-----------------------------------------------------------
This is an automatically generated e-mail. To reply, visit:
https://reviews.apache.org/r/59030/
-----------------------------------------------------------
Review request for Aurora, David McLaughlin, Stephan Erb, and Zameer Manji.
Bugs: AURORA-1869
https://issues.apache.org/jira/browse/AURORA-1869
Repository: aurora
Description
-------
`TaskStatusHandlerImpl` acquires `LogStorage` write lock for processing every
status update received from Mesos master. During implicit and explicit
reconciliations, this amounts to the number of tasks in the cluster (tens of
thousands of times in our cluster).
According to data extracted from one of our production clusters, over 99.9% of
reconciliation status update events are in fact `NOOP` status updates. The
storage write lock contention induced by these status updates can simply be
eliminated by adopting double-checked locking pattern (as was done in
[AURORA-1820](https://issues.apache.org/jira/browse/AURORA-1820)).
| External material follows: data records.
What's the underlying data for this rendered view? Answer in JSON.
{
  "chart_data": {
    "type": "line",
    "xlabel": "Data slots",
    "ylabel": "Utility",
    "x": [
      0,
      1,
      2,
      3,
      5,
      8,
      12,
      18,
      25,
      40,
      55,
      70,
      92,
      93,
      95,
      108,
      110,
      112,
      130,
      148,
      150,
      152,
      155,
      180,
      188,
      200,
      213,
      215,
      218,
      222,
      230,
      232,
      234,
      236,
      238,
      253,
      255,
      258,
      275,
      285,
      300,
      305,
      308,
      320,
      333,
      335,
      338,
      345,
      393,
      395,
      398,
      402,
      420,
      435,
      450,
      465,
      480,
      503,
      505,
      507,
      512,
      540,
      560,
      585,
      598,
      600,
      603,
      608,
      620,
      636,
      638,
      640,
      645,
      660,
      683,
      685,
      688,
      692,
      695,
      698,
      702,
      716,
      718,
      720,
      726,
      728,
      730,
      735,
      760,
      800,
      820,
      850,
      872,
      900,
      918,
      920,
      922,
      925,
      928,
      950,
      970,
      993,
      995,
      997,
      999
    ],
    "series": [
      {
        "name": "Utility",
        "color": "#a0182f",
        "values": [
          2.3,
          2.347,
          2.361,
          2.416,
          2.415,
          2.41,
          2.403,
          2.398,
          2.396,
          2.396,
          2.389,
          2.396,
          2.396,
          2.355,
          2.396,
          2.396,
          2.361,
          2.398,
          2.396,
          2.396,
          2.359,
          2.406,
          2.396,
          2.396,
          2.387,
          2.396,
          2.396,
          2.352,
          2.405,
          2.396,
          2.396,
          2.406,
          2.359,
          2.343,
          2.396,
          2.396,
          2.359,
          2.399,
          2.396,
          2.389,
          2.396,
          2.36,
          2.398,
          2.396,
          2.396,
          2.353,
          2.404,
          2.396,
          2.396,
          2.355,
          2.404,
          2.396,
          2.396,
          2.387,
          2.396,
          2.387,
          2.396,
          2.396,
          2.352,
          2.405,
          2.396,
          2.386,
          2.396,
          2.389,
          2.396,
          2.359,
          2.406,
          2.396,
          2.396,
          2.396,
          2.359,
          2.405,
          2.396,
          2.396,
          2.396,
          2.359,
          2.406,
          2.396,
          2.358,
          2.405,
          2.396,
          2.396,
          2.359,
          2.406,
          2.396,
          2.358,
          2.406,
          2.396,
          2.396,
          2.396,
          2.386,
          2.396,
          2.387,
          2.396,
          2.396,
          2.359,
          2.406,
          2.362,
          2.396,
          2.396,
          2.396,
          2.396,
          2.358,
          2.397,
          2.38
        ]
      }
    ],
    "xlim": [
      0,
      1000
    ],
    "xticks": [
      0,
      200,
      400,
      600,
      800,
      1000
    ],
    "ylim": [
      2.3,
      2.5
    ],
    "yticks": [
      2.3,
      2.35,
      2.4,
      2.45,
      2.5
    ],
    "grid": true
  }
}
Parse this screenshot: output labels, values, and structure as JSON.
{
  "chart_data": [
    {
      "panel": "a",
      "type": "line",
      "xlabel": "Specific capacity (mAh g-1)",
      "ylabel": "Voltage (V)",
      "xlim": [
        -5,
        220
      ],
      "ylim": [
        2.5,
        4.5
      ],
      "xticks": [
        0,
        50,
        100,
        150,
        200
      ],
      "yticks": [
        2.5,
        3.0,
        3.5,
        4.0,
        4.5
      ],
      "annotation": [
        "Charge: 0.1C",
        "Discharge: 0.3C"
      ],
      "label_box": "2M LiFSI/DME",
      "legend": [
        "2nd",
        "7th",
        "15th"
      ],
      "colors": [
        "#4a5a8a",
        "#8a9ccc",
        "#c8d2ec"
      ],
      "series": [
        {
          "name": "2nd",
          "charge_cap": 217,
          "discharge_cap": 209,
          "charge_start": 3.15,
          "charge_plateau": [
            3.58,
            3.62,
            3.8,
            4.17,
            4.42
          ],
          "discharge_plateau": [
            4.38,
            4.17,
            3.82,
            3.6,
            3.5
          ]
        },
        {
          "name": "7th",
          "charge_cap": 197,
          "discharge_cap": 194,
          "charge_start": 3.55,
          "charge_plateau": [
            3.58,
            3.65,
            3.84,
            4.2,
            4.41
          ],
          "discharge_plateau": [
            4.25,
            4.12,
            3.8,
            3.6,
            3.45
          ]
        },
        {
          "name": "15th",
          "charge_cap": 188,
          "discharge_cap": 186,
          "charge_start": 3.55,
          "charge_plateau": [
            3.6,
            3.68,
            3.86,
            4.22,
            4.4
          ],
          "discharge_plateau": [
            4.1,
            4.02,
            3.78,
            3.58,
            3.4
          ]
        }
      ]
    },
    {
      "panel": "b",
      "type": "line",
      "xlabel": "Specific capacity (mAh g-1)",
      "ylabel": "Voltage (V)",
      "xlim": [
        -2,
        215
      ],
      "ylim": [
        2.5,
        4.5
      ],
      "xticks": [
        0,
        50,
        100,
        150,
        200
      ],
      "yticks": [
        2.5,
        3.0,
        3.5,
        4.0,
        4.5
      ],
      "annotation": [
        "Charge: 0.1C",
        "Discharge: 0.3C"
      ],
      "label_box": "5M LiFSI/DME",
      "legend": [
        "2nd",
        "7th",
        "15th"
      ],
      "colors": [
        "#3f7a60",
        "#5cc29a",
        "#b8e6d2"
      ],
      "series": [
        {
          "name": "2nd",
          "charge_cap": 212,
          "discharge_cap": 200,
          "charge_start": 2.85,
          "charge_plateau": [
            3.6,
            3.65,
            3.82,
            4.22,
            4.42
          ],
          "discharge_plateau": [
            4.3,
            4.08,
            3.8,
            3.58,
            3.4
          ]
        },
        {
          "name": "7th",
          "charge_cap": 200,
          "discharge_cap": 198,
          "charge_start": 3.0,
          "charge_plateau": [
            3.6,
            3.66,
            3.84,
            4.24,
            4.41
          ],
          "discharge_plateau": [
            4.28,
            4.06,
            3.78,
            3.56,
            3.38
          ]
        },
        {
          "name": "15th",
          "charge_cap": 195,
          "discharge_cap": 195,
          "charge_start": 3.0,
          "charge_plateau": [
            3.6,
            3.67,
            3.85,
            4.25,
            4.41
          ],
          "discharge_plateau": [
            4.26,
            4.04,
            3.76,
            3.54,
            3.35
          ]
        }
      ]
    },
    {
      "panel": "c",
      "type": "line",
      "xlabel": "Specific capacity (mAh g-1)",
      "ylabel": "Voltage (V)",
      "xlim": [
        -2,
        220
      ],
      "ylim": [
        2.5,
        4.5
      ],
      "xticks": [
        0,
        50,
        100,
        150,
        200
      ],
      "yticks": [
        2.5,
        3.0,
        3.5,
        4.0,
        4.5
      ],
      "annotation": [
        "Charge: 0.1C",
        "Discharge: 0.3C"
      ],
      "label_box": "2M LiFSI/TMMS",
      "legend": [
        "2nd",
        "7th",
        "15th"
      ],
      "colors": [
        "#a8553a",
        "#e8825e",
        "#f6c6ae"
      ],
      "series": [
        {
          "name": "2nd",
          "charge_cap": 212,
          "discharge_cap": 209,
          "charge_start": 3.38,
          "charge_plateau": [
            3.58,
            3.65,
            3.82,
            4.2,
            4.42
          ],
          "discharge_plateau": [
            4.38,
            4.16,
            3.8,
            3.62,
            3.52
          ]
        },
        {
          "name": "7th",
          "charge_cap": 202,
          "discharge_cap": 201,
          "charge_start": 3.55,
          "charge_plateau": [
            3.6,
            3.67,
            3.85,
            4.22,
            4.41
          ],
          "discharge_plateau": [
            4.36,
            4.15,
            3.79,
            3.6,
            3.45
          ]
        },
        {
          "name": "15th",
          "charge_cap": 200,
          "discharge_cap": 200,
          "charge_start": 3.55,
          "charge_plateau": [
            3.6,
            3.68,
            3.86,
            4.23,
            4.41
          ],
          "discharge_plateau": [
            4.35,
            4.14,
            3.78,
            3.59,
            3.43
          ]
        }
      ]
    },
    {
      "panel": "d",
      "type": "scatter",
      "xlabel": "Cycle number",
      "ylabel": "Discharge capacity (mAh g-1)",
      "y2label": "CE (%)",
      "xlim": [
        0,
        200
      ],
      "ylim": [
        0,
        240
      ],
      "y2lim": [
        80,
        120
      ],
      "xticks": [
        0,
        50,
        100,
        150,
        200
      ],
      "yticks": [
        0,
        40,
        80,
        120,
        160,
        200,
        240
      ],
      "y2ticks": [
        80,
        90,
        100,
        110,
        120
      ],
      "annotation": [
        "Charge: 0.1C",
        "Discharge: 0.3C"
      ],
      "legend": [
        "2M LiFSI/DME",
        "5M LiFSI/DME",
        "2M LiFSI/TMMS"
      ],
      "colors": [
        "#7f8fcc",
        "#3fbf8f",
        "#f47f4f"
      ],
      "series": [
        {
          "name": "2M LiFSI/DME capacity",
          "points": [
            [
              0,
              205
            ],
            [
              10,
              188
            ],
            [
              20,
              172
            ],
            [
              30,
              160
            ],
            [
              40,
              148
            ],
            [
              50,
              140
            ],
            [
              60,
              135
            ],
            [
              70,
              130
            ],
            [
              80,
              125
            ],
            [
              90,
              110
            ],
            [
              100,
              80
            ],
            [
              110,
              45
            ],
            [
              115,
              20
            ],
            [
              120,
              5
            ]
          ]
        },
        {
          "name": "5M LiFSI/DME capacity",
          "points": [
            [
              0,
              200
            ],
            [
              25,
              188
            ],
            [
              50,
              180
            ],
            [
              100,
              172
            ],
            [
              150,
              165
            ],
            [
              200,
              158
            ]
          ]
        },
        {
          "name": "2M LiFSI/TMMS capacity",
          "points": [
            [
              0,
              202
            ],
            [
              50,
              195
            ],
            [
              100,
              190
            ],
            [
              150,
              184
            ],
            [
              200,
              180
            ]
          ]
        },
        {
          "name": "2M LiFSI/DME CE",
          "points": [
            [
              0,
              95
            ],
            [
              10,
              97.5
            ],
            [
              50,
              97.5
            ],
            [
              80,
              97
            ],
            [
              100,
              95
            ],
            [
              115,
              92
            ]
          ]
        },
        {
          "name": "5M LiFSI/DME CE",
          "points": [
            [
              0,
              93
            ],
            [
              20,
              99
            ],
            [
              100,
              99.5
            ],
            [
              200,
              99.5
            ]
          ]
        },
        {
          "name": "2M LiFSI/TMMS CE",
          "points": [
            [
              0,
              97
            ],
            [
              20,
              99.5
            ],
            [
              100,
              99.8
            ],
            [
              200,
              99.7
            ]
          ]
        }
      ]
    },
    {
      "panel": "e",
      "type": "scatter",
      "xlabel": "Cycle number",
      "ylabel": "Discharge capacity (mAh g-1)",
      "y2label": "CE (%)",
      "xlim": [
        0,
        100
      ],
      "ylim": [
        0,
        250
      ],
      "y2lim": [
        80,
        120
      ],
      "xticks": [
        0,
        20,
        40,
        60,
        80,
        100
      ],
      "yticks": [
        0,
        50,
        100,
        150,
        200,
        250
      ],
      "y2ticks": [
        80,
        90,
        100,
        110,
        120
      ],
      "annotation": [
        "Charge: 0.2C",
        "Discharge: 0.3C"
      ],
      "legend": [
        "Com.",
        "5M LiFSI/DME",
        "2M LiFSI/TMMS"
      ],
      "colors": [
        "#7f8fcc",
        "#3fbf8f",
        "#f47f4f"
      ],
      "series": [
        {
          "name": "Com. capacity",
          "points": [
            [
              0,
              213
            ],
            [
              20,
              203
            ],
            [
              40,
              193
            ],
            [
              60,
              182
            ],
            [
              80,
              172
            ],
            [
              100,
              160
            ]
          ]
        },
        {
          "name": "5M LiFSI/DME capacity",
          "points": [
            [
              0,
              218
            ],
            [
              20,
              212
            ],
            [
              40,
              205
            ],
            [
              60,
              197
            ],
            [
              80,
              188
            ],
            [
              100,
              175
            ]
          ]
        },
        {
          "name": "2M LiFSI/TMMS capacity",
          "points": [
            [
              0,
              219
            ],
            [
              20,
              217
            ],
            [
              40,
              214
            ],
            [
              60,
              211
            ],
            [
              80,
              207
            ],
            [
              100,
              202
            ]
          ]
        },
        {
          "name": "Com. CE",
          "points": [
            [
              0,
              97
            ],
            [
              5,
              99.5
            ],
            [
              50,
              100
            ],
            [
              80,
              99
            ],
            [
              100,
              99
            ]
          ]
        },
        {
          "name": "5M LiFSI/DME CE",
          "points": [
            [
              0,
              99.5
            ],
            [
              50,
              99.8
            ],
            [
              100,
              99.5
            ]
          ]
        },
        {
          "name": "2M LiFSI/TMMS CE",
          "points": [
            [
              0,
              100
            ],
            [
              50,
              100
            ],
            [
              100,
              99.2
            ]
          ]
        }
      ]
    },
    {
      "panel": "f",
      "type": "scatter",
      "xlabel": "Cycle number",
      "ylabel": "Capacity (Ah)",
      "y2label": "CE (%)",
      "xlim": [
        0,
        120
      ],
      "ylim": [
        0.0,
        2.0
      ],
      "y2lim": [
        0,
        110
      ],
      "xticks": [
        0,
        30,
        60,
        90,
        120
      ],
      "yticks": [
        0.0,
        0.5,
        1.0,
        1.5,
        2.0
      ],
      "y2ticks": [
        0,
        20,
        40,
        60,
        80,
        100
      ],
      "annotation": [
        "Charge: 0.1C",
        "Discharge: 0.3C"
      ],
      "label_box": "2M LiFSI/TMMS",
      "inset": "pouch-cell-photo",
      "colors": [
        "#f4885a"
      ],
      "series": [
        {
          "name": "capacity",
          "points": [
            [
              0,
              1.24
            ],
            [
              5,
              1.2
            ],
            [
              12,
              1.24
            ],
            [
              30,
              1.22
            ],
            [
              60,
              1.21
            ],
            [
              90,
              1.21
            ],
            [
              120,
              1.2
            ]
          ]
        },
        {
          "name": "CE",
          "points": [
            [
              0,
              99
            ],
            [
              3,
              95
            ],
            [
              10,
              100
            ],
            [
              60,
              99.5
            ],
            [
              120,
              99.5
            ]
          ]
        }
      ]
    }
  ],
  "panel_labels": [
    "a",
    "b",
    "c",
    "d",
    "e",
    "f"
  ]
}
This explains why the combination of reconciliation status update processing
and other expensive processes like snapshot can be fatal for scheduler. As the
lock is not fair, it does not guarantee any particular access order. Therefore,
snapshot structures might need to sit on the heap for a few seconds before they
can be written to `LogStorage` and garbage collected.
Diffs
-----
src/main/java/org/apache/aurora/scheduler/TaskStatusHandlerImpl.java
1aacecf3c2597a3f91dbc7da4c99fd1e80970f04
src/test/java/org/apache/aurora/scheduler/TaskStatusHandlerImplTest.java
56a6b0c9ae8da18e9a47428b8ed37a559cfd04e7
src/test/java/org/apache/aurora/scheduler/storage/testing/StorageTestUtil.java
21d26b3930ea965487b2dec48a48a98677ba022b
Diff: https://reviews.apache.org/r/59030/diff/1/
Testing
-------
TBD under a test cluster
Thanks,
Mehrdad Nurolahzade